As others have said, the encoding of the laws does not itself mean they won't work or will be less effective in any given technology (e.g. quantum computing).
A quantum computing scenario doesn't introduce any specific way to void such rules. What would possibly happen is that the rules are, themselves, quite complex to implement and that can introduce possible errors in implementation.
First off, we have to be able to recognize a human. I can think of humans that have trouble accepting that other people are human, so I can imagine no end of possible errors in recognizing a human. A particular issue might arise in detecting when an AI is communicating with an AI - is the AI human or an AI ? What if it looks like a human ?
The whole idea of how an AI will recognize that what it may be about to do can cause harm is so complex that it's practically certain to fail sometimes. Again, humans have been interpreting their environment for a long, long time and we often get that stuff wrong, so in an AI of any kind it's probably doomed to fail sometimes.
So I'd suggest the failure mechanism is possibly one of over-reliance. I would suggest that, very typically, we design machines and then start believing they're flawless. The longer they go without failure, the more we believe they won't. When, after some time, they do, we tend to make excuses for the system as we have invested financially and emotionally in it's success.
A quantum computer could be an example of such a system. It will probably be vastly more complex than we can directly understand. It would certainly require some confidence, and an AI based on some future quantum computing technology might inspire more confidence than it warrants.
If we encode the laws somehow, then will we be willing to accept that we got it wrong ?
Could we even determine that there is a flaw ? We have trouble figuring out that humans have personality flaws, how do you figure out an AI has a flaw and is not working they way you told it to ?
The rules for such an AI would almost certainly not be formally encoded (i.e. like with formal logic).

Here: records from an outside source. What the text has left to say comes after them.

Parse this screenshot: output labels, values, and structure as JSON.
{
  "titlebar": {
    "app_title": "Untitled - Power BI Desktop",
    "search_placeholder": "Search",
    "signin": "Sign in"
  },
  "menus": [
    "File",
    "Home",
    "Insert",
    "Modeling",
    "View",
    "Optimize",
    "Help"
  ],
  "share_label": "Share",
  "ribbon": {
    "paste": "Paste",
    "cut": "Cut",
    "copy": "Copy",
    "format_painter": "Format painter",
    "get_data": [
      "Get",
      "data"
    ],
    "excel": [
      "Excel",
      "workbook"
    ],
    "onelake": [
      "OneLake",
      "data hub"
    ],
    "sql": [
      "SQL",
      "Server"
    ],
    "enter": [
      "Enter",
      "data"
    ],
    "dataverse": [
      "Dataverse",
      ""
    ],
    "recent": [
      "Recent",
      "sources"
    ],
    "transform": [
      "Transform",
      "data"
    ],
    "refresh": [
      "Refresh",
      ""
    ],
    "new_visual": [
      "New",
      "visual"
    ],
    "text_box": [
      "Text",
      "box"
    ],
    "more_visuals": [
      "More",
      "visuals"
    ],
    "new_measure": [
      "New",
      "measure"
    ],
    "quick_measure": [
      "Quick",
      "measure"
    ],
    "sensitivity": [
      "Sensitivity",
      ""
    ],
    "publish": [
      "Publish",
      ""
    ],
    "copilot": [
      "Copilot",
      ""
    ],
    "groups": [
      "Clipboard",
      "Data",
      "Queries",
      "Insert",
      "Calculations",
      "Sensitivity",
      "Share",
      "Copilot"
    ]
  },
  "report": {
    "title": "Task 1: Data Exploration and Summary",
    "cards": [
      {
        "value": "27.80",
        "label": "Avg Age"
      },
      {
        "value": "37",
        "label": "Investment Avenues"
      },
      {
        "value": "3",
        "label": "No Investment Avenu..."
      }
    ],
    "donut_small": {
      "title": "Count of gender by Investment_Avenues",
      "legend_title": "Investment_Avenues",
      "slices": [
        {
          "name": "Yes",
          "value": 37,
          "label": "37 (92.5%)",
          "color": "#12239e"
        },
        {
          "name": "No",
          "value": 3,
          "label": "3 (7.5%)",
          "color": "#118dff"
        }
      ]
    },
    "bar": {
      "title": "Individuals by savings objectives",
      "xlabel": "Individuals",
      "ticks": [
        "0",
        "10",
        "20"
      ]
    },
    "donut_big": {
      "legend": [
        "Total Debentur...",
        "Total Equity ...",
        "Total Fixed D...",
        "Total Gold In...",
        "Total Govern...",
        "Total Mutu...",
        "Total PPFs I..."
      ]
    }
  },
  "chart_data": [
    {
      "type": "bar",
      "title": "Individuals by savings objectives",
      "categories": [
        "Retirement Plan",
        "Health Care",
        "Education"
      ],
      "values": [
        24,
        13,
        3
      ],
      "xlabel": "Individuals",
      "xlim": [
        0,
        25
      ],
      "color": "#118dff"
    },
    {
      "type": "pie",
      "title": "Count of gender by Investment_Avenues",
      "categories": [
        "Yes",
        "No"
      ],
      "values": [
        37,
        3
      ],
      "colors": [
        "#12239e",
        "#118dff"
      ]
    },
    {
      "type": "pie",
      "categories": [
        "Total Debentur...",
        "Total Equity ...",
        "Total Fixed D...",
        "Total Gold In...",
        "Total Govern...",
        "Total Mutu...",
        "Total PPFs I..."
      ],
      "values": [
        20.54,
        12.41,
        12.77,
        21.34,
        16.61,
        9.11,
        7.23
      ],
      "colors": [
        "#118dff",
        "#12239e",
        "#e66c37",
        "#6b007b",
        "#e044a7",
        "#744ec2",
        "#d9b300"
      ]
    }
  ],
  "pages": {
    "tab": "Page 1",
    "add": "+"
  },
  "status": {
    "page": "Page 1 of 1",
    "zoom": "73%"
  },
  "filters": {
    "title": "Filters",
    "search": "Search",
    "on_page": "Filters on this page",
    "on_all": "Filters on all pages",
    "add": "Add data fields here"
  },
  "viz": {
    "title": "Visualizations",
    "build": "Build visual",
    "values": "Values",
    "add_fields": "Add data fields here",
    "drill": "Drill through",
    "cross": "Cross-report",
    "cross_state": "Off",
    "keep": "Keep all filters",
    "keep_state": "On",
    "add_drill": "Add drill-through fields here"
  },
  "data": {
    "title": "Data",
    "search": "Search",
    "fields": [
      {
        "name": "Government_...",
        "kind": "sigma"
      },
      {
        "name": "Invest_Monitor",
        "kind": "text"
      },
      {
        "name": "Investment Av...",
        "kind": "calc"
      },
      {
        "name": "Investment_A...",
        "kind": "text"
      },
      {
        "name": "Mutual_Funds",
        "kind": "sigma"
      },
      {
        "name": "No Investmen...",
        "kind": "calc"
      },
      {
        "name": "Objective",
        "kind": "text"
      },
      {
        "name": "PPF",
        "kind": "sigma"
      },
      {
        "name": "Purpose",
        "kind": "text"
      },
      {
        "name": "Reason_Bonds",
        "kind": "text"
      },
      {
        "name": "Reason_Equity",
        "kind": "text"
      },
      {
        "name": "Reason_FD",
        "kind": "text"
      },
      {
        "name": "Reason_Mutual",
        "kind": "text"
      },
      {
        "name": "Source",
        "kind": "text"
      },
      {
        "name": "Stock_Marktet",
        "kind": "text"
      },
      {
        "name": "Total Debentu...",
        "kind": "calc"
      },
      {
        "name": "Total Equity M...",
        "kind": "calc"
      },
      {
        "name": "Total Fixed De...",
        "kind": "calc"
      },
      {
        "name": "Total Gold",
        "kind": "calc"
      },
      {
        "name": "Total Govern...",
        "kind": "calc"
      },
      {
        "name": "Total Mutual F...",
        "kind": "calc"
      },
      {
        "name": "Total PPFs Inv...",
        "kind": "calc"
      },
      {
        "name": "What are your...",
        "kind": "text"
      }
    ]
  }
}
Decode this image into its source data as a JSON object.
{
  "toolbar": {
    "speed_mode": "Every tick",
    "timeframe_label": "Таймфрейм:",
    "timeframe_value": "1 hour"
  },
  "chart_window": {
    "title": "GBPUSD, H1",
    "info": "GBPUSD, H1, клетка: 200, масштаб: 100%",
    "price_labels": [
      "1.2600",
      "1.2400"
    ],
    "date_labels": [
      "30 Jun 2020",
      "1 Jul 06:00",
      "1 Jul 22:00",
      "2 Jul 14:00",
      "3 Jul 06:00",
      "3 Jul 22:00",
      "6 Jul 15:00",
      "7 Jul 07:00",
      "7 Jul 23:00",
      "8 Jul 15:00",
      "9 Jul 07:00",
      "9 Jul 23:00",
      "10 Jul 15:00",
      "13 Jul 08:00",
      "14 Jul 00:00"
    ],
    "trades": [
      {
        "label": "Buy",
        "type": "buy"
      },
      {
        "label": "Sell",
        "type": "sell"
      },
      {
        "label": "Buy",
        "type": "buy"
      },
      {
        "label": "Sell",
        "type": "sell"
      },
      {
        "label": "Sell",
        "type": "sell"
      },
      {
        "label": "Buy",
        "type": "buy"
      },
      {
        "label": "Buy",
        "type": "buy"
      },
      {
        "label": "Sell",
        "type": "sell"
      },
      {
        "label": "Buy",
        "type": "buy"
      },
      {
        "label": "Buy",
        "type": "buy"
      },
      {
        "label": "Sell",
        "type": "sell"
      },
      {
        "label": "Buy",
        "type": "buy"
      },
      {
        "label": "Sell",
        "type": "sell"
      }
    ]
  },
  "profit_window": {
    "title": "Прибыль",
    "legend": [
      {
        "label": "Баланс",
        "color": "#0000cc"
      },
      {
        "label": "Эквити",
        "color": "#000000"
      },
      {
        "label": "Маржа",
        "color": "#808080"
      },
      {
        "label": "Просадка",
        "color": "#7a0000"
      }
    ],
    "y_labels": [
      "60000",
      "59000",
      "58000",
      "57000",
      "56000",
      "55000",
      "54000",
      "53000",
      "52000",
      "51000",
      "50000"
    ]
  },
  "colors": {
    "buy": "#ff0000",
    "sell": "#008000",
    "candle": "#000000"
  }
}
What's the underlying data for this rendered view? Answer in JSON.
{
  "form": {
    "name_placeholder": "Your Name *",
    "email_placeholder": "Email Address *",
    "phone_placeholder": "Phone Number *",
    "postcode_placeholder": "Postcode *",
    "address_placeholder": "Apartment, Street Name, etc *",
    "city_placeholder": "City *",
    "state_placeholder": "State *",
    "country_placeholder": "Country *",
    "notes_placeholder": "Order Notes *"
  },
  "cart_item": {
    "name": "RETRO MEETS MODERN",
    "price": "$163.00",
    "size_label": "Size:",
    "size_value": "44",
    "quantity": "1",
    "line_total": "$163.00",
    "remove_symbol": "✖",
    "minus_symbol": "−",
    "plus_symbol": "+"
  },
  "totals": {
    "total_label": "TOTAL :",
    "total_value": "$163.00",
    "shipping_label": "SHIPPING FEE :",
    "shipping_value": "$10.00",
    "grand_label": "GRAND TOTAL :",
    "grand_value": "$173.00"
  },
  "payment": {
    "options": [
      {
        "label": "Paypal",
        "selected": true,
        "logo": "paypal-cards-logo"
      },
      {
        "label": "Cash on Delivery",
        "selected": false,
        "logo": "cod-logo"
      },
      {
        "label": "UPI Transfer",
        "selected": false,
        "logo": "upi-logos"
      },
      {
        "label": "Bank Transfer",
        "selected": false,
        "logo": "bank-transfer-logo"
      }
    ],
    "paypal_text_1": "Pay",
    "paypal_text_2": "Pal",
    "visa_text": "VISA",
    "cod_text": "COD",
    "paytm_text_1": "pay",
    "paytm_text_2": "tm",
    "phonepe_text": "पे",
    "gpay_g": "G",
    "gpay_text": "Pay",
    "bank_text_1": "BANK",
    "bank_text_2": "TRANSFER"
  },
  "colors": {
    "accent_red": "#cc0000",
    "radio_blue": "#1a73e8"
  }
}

They would require the solution of fuzzy problems and prediction of cause and effect in a complex environment. These require pattern recognition applied in a very complex and general manner. I don't think any formal language would ever achieve this. The extra complexity of quantum systems simply makes it harder to detect potential flaws in the implementation of any algorithms.
In this sense, quantum computing could introduce a layer of complexity that makes flaws more likely, or at least more complex flaws harder to avoid.
The other way around the three laws is to do what humans normally do : complicate them.
As sure as blazes if we had AIs and implemented three laws in a robust way, some idiot (most likely a lawyer or an insurance type or a bureaucrat) will insist on amending them to include provisions for rules that are not really needed but they want to cover themselves. They might introduce provisions like "unless they're criminals" or "unless the damage caused saving the human will be beyond a certain cost" or that old favorite "unless national security is involved" (and a good bet on that one being forced on everyone !).
So the three laws can be broken by simply introducing the fools they're meant to protect.